When the kiln is fired and

flask set dead center. When 

heat rounds the silken core

and in those first few hours

the mold does ooze and 

grimace, roasting away from

the unforgiving glare, we sneak

a look and waves peel across

the studio. Green folds into

carbon black on steel, armature,

burst and sizzle, bites of time,

hiss and song of industry.


Chapter 1 contains more poems that delve deep into the inner world we all inhabit, though Dobreer’s is more colorful, and elegantly juxtaposed than most, with the the language of covid infused into her poetry: 

Com-uppance is now required for

compliance, mandatory testing is reliance.

No one left standing will be left standing. (“Crossings”)


This is a virus I won’t survive one more time.

But I wonder why I don’t just play my last hand

and let myself go out like that… with all my

missed marks bundled into one last straw. (“Phantom in Sight'').

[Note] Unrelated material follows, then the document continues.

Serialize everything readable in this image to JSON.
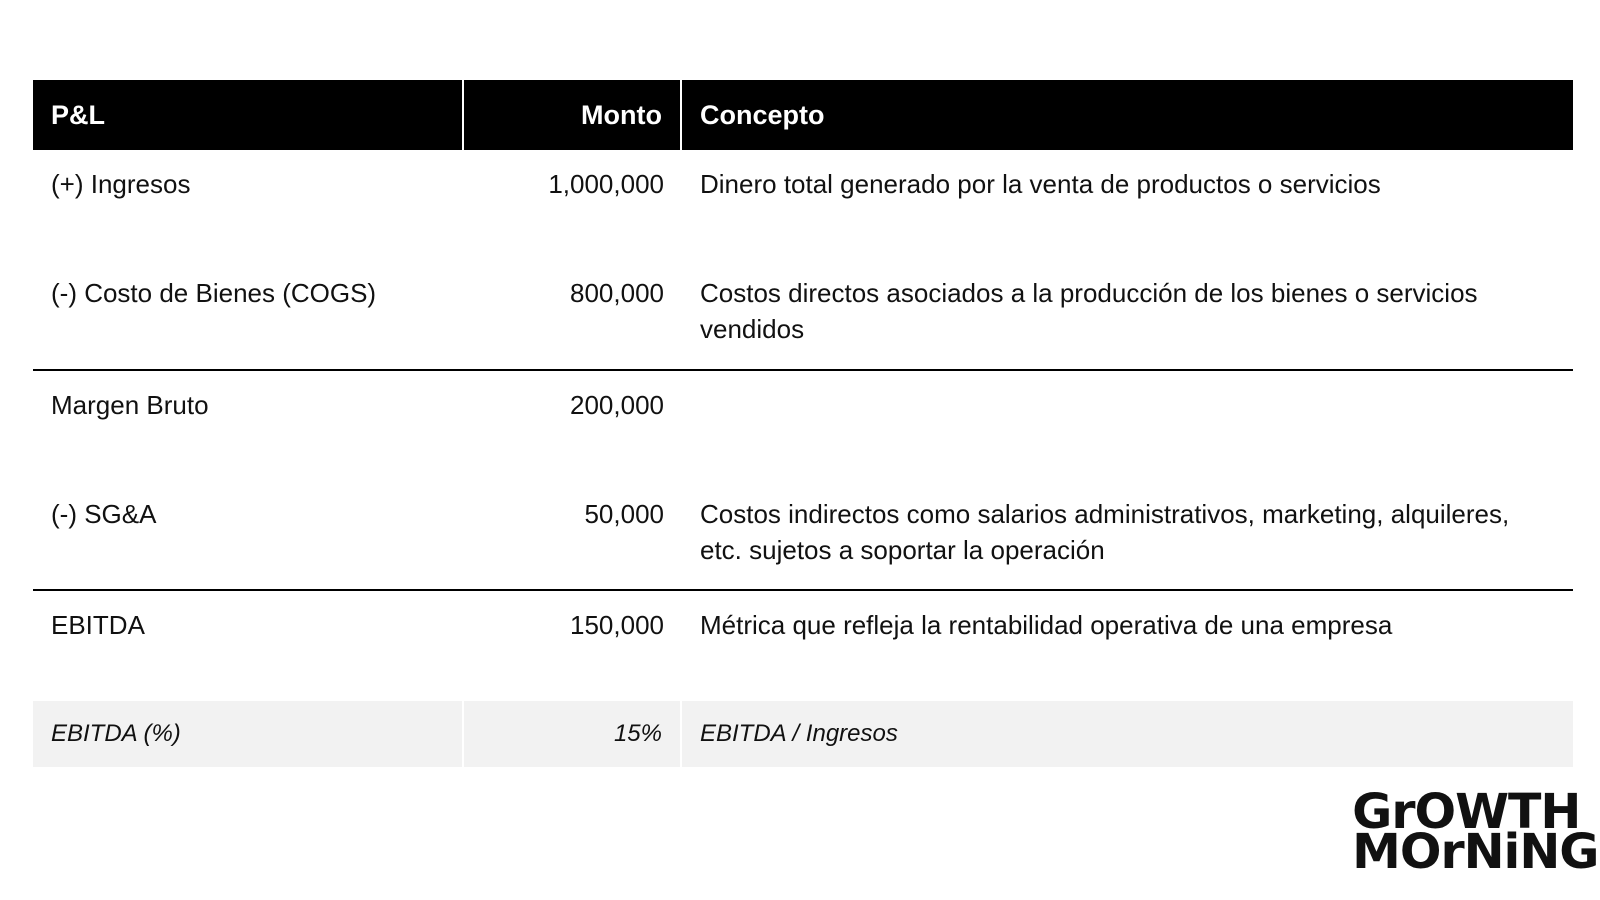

   The second section, Entries: Untoward Symmetry, captures a process most creatives don’t talk about, except recently, in social media; the process of memories being used as a distractive focus while transitioning through a deep and fundamental artistic change. In this case, it’s the poet examining herself in relation to others, or her different selves, through the long lens of memory, to rediscover those things lost along the way:

I don’t know where I lost the way of

extending invitations. I stopped 

fixing curried lamb, lighting wicks. 

No longer selected sparkling wines,

taking time and pomp to pour at the

table (“Inquisition”)

Or a discovery of new facets within the poet’s self:

I love bubbles and

bargains, and the color of apricots. I’m not

fancy and don’t even mention children.

Some things go simple and long as you

knit. (“Simulation”)

   The final section, Oscillant Entrainment, chronicles how the poet works toward aligning exterior circumstance to the journey within herself. This is where Dobreer shines best, employing her years of expertise in the fields of dance, body movement, and performance, to distill a beautifully crafted series of poems that examine, in the way that Peter Abelard’s Sic et Non did centuries ago, the final values of Yes and No, Why and Why Not, and where that will take her next, as in the poem “Fool’s Gold in the Eyes of Love”:

This is my body, invisible acre, moon lander,

cold star of stars coming out of this dark

Corona, thing black depth of coal shaft, kettle

bottom thunker, one leaf hewn and shade

provoking, provider, now boom lowered,

calling our courage back. Flesh and chant,

rutilated breath, delicate provider, insider

and long left out.

   When looking back at the last three years of what’s been a rude awakening for every person on the planet, it’s reassuring to know that someone as wise, and courageous as Dobreer, took it upon herself to provide not just a chronicle of surviving the early days of the pandemic, but a personal hero’s journey that can be used as a framework by others who have yet to do so. I’ll definitely keep this volume with me, as a touchstone and reminder we all have the gifts within us to change, to accept that change, and to become better for it.

Forbidden Plums, © 2021 Glass Lyre Press, Peggy Dobreer, ISBN 978-1-941783-76-4, $16 (US).